A l'époque moqué pour son inexpressivité, celui à qui Neo collait encore trop à la peau est ici un détective à la fois amer et dilettante, dont on ne saurait dire s'il se désole d'être là ou se remet d'une vilaine gueule de bois. Et pourtant, cela fonctionne étrangement, cette vision de John Constantine a beau s'éloigner drastiquement de l'oeuvre originale, le personnage du long-métrage impressionne la pellicule et nous donne envie de passer plus de temps avec lui.

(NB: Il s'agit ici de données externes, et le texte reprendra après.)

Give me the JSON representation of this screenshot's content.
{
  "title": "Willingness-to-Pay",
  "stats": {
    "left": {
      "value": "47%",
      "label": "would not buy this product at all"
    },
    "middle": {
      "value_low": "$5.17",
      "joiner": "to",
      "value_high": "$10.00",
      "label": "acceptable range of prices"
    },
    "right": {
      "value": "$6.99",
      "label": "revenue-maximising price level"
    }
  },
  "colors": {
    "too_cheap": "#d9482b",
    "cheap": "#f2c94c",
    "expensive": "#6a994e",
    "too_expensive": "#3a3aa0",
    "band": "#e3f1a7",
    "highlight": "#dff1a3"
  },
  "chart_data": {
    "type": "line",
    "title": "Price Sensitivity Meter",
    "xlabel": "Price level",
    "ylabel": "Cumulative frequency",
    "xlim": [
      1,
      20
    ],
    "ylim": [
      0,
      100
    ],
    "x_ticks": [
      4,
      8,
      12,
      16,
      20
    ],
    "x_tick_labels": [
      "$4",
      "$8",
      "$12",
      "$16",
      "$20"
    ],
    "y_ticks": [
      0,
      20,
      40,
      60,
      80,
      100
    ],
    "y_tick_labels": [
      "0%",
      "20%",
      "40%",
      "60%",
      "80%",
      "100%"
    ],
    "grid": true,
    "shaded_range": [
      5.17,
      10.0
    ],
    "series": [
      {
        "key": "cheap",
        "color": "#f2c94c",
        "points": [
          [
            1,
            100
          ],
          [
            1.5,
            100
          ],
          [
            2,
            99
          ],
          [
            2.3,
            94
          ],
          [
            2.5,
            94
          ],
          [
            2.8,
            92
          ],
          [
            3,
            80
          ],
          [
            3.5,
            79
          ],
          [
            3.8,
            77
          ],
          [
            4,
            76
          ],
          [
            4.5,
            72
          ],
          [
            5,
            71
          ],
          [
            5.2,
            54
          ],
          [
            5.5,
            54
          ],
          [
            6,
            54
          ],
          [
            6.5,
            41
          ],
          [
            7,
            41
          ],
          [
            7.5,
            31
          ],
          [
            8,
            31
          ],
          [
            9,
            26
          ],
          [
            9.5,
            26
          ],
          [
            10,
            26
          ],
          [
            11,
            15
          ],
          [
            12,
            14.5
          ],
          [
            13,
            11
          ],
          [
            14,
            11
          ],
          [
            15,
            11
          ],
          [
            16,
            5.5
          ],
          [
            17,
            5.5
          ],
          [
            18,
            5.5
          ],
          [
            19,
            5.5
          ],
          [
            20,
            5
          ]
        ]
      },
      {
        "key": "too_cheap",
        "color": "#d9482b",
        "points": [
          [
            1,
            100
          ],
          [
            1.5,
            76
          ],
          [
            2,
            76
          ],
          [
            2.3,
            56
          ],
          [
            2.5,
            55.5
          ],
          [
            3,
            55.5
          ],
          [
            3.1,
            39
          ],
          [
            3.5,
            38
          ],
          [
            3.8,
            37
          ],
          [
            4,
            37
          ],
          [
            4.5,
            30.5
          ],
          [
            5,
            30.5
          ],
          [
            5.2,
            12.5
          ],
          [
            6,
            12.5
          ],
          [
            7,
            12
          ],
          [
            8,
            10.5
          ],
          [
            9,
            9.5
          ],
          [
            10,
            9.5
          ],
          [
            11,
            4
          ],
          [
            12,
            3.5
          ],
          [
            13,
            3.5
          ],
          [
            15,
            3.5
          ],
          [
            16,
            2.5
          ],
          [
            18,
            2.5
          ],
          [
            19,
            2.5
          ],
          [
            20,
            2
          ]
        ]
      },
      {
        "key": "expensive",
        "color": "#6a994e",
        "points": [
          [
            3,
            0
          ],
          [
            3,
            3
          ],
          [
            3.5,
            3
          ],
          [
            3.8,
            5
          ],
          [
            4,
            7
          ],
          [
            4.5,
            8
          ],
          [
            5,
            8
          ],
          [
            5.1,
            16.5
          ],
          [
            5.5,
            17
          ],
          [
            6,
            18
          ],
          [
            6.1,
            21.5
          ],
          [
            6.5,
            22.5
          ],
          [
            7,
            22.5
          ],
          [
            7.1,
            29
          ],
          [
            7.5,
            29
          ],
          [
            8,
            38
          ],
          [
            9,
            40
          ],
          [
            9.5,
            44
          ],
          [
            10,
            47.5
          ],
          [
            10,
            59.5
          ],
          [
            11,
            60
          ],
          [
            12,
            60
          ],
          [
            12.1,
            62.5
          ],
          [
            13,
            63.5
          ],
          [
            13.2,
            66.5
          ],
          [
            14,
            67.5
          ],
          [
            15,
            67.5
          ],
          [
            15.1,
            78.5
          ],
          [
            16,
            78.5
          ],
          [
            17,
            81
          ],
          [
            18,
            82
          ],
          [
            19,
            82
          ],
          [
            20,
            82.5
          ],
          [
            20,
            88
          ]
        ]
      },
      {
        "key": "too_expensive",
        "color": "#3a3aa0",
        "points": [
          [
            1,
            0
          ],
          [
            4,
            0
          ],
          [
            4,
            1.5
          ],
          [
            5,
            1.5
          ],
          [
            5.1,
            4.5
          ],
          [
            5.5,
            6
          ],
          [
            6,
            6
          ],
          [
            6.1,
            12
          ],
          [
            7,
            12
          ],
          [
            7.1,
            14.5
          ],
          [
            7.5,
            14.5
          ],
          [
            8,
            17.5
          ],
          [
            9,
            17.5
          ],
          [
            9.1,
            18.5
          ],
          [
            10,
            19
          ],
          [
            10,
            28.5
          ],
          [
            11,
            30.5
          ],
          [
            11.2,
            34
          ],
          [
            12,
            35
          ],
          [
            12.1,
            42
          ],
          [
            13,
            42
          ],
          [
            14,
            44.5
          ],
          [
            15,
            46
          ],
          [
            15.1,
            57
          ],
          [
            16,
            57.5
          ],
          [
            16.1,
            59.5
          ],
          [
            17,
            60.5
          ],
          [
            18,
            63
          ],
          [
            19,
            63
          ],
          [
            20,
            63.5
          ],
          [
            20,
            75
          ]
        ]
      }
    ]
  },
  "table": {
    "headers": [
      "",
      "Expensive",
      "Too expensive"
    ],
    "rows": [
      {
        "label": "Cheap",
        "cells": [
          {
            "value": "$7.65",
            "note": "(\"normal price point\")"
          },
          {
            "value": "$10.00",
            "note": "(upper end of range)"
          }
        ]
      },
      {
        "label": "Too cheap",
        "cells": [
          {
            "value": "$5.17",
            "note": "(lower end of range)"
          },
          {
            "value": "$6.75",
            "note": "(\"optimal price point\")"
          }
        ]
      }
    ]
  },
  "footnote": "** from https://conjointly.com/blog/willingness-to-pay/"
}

Enfin, on trouve ici et là plusieurs scènes qui fonctionnent (souvent grâce à la direction artistique, et des effets spéciaux plus maîtrisés que de nombreux films de la même époque). L'image iconique de Constantine décimant un hopital armé d'un fusil à croix, son passage dans l'Au-delà grâce à une antique chaise électrique, ainsi que la vision d'un Los Angeles grouillant d'une activité démoniaque font leur petit effet. Le film n'appartient ni à la mode des young adults, et eut la bonne idée de ne pas singer Blade II, qui venait alors de sidérer les cinéphages du monde entier. Ce positionnement permet au film de s'appréhender encore aujourd'hui comme une curiosité jamais déplaisante.
LE MOINS BON
On l'a écrit plus haut, ce Constantine est bien loin de son modèle de papier. Et s'il ne fait aucun doute qu'adapter c'est trahir, dans le cas présent, il est bien difficile aux fans de la bande-dessinée d'y retrouver leurs petits. Tout le mordant d'Alan Moore a disparu, le personnage n'a plus rien de ce renégat nihiliste qui se tailla une place si particulière chez DC Comics. Mais les changements vont plus loin, puisque le long-métrage va jusqu'à modifier en profondeur l'ADN global de Hellblazer. Création particulièrement remontée contre l'épiscopat et toute idée d'autorité, le comics ne se contentait pas de recycler une partie de la mystique et des superstitions chrétiennes, préférant les travailler au corps pour les remettre profondément en cause.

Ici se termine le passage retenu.